Following the example in section 3.2 BM25 Retrieve, I expected that the global variables would be instantiated and I would not need to recreate within the assignment function.

Why does:
line 29 results, scores = BM25_RETRIEVER.retrieve(tokenized_query, k=top_k)
give an error that k=5 is larger than available documents =1.

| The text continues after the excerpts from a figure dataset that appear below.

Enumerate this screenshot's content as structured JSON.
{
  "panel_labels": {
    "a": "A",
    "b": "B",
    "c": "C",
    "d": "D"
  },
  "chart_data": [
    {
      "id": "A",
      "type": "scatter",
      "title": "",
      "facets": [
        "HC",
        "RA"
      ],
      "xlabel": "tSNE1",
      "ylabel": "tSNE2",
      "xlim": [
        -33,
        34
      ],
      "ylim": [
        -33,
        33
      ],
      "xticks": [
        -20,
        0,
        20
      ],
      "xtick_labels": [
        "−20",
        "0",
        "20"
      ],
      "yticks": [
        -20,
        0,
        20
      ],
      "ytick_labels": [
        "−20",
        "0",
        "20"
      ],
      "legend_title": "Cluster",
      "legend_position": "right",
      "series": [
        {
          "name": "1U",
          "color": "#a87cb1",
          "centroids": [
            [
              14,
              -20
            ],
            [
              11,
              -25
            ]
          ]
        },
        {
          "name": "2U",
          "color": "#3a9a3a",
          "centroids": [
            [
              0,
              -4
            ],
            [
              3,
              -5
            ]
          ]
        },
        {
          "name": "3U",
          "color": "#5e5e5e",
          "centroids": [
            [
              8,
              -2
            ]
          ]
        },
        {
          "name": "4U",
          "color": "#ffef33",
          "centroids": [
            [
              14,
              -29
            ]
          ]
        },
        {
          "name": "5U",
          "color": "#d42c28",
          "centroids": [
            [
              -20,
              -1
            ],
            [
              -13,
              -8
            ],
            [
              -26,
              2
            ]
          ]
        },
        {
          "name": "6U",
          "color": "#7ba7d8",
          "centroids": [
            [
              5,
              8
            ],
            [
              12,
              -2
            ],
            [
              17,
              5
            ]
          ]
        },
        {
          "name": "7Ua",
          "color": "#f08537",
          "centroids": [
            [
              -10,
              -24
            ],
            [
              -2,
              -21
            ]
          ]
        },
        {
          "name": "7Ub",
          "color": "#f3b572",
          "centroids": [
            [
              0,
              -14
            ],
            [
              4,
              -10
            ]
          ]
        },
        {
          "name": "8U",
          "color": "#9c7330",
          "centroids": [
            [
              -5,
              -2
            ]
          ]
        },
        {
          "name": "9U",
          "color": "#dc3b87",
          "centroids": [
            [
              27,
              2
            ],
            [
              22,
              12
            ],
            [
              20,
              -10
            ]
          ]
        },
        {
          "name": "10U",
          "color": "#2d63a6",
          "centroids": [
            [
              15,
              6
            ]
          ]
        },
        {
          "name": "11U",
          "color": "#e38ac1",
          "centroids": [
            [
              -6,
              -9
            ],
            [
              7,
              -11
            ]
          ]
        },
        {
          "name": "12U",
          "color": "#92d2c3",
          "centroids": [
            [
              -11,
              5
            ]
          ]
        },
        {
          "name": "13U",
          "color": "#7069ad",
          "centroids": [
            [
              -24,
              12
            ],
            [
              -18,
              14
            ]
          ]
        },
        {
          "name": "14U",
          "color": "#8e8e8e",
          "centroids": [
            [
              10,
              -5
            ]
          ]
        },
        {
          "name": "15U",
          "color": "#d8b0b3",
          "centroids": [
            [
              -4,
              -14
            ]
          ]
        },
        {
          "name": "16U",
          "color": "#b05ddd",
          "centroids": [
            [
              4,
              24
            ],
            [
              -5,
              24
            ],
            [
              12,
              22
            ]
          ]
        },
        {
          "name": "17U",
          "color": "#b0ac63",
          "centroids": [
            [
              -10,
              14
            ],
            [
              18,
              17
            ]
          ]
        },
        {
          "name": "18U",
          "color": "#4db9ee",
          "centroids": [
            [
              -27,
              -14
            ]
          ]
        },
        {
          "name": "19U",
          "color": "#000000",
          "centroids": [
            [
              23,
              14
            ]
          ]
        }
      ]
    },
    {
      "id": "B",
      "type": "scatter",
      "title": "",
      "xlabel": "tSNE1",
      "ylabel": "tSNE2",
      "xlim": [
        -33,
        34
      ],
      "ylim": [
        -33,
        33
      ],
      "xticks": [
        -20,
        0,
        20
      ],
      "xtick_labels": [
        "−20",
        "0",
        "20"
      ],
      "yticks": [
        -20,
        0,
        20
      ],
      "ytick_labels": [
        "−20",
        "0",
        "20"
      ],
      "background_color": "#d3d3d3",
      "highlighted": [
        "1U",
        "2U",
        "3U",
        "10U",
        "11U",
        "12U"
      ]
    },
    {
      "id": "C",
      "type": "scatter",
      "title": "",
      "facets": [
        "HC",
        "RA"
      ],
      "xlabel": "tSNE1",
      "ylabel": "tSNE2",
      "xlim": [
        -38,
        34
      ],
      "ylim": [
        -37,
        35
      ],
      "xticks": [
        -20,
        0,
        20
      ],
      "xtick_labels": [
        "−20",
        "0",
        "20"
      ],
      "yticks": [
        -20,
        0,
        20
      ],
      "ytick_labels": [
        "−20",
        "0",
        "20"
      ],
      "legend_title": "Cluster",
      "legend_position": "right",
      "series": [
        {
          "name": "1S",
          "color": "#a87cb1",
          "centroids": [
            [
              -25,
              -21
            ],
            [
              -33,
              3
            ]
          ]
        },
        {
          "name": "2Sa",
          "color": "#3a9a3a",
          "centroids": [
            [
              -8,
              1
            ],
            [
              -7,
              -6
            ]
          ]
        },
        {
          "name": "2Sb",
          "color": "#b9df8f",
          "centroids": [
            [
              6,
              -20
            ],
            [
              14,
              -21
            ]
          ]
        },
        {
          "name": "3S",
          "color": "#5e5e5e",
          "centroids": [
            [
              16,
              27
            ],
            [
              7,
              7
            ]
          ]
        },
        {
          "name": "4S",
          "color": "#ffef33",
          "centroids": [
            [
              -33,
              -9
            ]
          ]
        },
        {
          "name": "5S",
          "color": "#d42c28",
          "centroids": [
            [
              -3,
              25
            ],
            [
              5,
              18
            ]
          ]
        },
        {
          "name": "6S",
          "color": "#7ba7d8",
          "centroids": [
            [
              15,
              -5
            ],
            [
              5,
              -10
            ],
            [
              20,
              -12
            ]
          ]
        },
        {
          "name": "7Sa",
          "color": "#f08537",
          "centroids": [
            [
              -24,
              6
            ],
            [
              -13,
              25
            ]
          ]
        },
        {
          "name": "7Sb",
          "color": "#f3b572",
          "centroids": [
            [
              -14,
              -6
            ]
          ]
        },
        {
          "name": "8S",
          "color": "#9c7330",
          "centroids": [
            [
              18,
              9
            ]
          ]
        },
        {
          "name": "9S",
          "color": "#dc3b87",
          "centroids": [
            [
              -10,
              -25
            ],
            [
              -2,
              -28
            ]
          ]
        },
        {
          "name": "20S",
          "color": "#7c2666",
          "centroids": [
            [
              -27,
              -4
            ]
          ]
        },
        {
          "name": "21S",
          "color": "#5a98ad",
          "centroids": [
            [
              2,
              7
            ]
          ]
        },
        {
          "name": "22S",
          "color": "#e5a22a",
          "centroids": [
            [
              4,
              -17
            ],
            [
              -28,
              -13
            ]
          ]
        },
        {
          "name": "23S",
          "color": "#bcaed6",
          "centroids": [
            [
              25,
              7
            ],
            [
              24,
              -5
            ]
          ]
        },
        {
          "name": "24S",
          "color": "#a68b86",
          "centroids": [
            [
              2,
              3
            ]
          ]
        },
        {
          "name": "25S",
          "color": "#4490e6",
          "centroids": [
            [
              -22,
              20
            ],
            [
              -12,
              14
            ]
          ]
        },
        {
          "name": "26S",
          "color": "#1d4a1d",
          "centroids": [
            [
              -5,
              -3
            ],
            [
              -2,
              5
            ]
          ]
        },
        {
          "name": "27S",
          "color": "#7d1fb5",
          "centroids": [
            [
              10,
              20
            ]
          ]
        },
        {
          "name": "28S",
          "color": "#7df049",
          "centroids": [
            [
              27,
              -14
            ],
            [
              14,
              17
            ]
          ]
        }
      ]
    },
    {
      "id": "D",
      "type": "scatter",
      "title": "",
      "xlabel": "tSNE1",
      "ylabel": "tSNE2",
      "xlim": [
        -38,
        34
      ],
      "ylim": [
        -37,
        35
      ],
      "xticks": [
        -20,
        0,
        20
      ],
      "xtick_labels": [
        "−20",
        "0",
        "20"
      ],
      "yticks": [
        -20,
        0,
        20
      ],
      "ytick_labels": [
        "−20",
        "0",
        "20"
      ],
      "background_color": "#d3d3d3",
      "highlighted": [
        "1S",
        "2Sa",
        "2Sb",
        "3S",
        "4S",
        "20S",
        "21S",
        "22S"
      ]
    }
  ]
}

Why doesn’t BM25_RETRIEVER see the entire corpus as in the example, since the corpus has already been indexed based on the global variables?

Hi!

You are correct, you shouldn’t need to reindex it as BM25_RETRIEVER is already indexed previously. Would you mind sharing with me your entire solution via direct message?

Thanks,
Lucas

The problem is the following line within the solution starter function:

# Index the tokenized chunks with the retriever
BM25_RETRIEVER.index(tokenized_query)

This step was performed in the previous cell on the TOKENIZED_DATA. Executing this cell overwrites the corpus information with the query information. This results in my error. Do I need to re-execute this step on the TOKENIZED_DATA? Or can I just skip it?

I went ahead and used

BM25_RETRIEVER.index(TOKENIZED_DATA)

and it worked. Not sure if that line was necessary.

1 Like

This worked for me as well. The comment “# Index the tokenized chunks with the retriever” should be removed from the assignment.